Pubblicato mercoledì 23 Maggio 2012 alle 13:46 da Francesco
Il crollo di un campanile mi ricorda puntualmente come il tempo sia destinato alla stessa caduta. Vorrei slacciarmi dal corpo per fluttuare sopra i nocumenti. Vorrei convertire il mio ateismo in un atto di fede per una palingenesi retroattiva, però non esiste un Monte dei Pegni che me lo valuti abbastanza e anche per questa ragione prediligo altri crinali, irti di saliscendi sui quali mi diletto a corsa o in bicicletta. Trovo insincere quelle parabole della vita che certuni sono adusi a tracciare o a ricalcare sotto le ombre degli archivolti; mi ricordano gli orribili castelli di sabbia dei bimbi, ma irraggiungibili dalla salmastra clemenza d’una marea che possa abrogarne le storture. I bagni d’umiltà sono fuori questione nonché fuori stagione. Il primato della dissoluzione non mi spinge verso un annichilimento precoce, bensì mi rende più incline a felicitarmi per i respiri che pongo in essere. Dovrei avvalermi di più della criptolalia; non coltivo l’utopia della comprensione: anch’essa è fuori stagione e, purtroppo, pure fuor di dubbio. Per pareggiare i conti mi confronto con la mia immagine riflessa; di rado con quella fotostatica. Non scorgo grandi cambiamenti nell’immediato futuro, tuttavia gli orizzonti restano incantevoli. Chissà se le istruzioni per l’uso assomigliano alle garze che qualche volta i chirurghi lasciano nei corpi dei pazienti: meticolosi e sbadati come i protagonisti del pantheon ellenico.

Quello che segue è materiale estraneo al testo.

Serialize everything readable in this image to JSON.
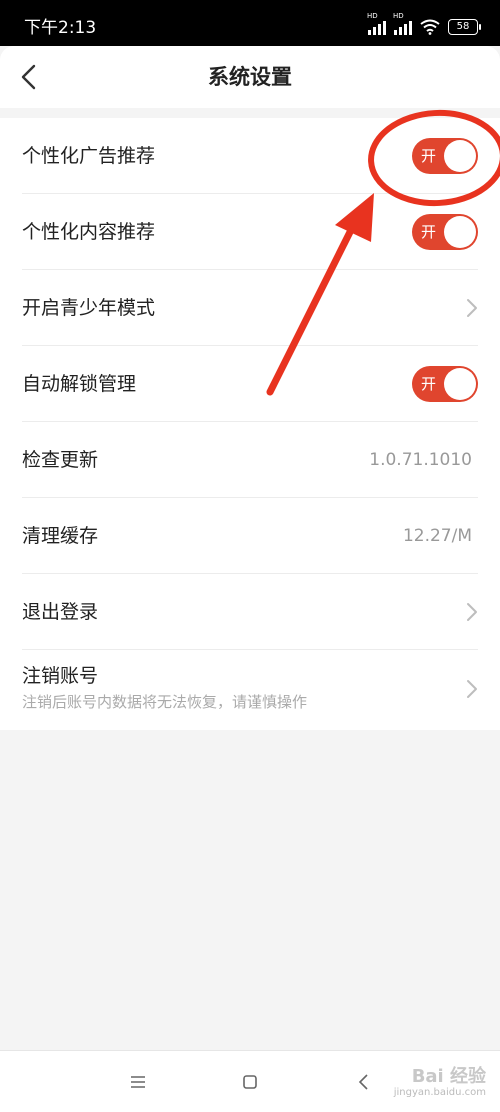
{
  "status_bar": {
    "time": "下午2:13",
    "signal_label": "HD",
    "battery": "58"
  },
  "header": {
    "title": "系统设置"
  },
  "settings": [
    {
      "label": "个性化广告推荐",
      "control": "toggle",
      "toggle_text": "开"
    },
    {
      "label": "个性化内容推荐",
      "control": "toggle",
      "toggle_text": "开"
    },
    {
      "label": "开启青少年模式",
      "control": "chevron"
    },
    {
      "label": "自动解锁管理",
      "control": "toggle",
      "toggle_text": "开"
    },
    {
      "label": "检查更新",
      "control": "value",
      "value": "1.0.71.1010"
    },
    {
      "label": "清理缓存",
      "control": "value",
      "value": "12.27/M"
    },
    {
      "label": "退出登录",
      "control": "chevron"
    },
    {
      "label": "注销账号",
      "control": "chevron",
      "sublabel": "注销后账号内数据将无法恢复，请谨慎操作"
    }
  ],
  "watermark": {
    "line1": "Bai 经验",
    "line2": "jingyan.baidu.com"
  },
  "colors": {
    "accent": "#e0452e",
    "annotation": "#e8331f",
    "background": "#f4f4f4"
  }
}
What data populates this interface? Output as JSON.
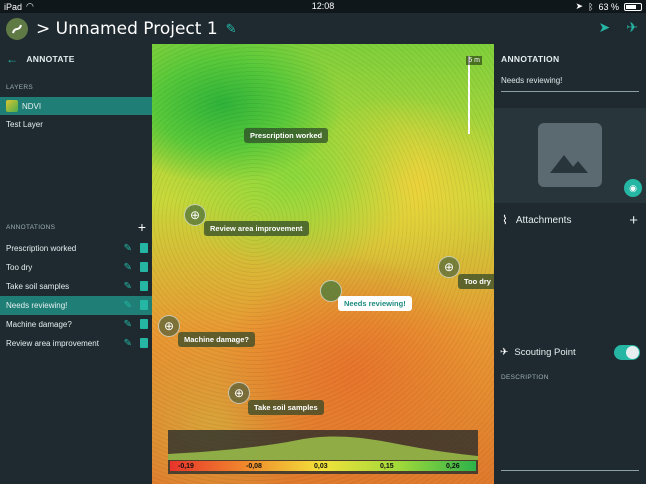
{
  "status": {
    "device": "iPad",
    "time": "12:08",
    "battery": "63 %"
  },
  "header": {
    "title": "> Unnamed Project 1"
  },
  "left": {
    "title": "ANNOTATE",
    "layers_label": "LAYERS",
    "layers": [
      {
        "label": "NDVI",
        "active": true
      },
      {
        "label": "Test Layer",
        "active": false
      }
    ],
    "annotations_label": "ANNOTATIONS",
    "annotations": [
      {
        "label": "Prescription worked",
        "active": false
      },
      {
        "label": "Too dry",
        "active": false
      },
      {
        "label": "Take soil samples",
        "active": false
      },
      {
        "label": "Needs reviewing!",
        "active": true
      },
      {
        "label": "Machine damage?",
        "active": false
      },
      {
        "label": "Review area improvement",
        "active": false
      }
    ]
  },
  "map": {
    "scale_label": "5 m",
    "callouts": {
      "prescription": "Prescription worked",
      "review": "Review area improvement",
      "toodry": "Too dry",
      "needs": "Needs reviewing!",
      "machine": "Machine damage?",
      "soil": "Take soil samples"
    },
    "legend_ticks": [
      "-0,19",
      "-0,08",
      "0,03",
      "0,15",
      "0,26"
    ]
  },
  "right": {
    "title": "ANNOTATION",
    "name_value": "Needs reviewing!",
    "attachments_label": "Attachments",
    "scouting_label": "Scouting Point",
    "scouting_on": true,
    "description_label": "DESCRIPTION"
  },
  "colors": {
    "accent": "#25b6a4",
    "active_row": "#1f7f76",
    "panel": "#1e2a30"
  }
}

Mi chiamo Francesco, mi trovo nel mio ottavo lustro e vivo dove sono cresciuto, ossia in Maremma.
In questo blog conduco da anni la mia autoanalisi, perciò i contenuti hanno un alto tasso d'introspezione e sono speculari agli sviluppi della mia persona.
Qui sono raccolti appunti intimisti, grotteschi, ironici; archiviati vi sono anche sfoghi, provocazioni, invettive ed esternazioni d'altro genere che oggi io considero quasi imbarazzanti od obsolete, ma di cui serbo traccia poiché nel bene o nel male hanno fatto parte del mio percorso e sono assurte fino alla coscienza.
Qualche passaggio può suscitare simpatia, talora fino all'insorgere dell'identificazione, invece brani d'opposto tenore hanno una portata sufficiente per destare un po' di disgusto, però credo che tanto i primi quanto i secondi siano adatti agli immancabili fraintendimenti o alle (in)volontarie incomprensioni.
Non sempre i significati dei miei scritti emergono dal loro contenuto manifesto, quindi io stesso mi guardo dal prendere alla lettera certe cose che metto nero su bianco o che altrove sarebbero già sbiadite.
Mi sono diplomato con ben sessanta centesimi al liceo linguistico, non ho mai messo piede in un ateneo e non ho mai fatto ingresso tra le grazie di una nubile.
Poiché errare è umano, e io di certo non nascondo né rinnego la mia natura mortale, ho ragione di credere che in tutta questa mole di appunti mi sfuggano refusi ed errori di cui chiedo venia alla mia attenzione e a eventuali (quanto incauti e improbabili) lettori.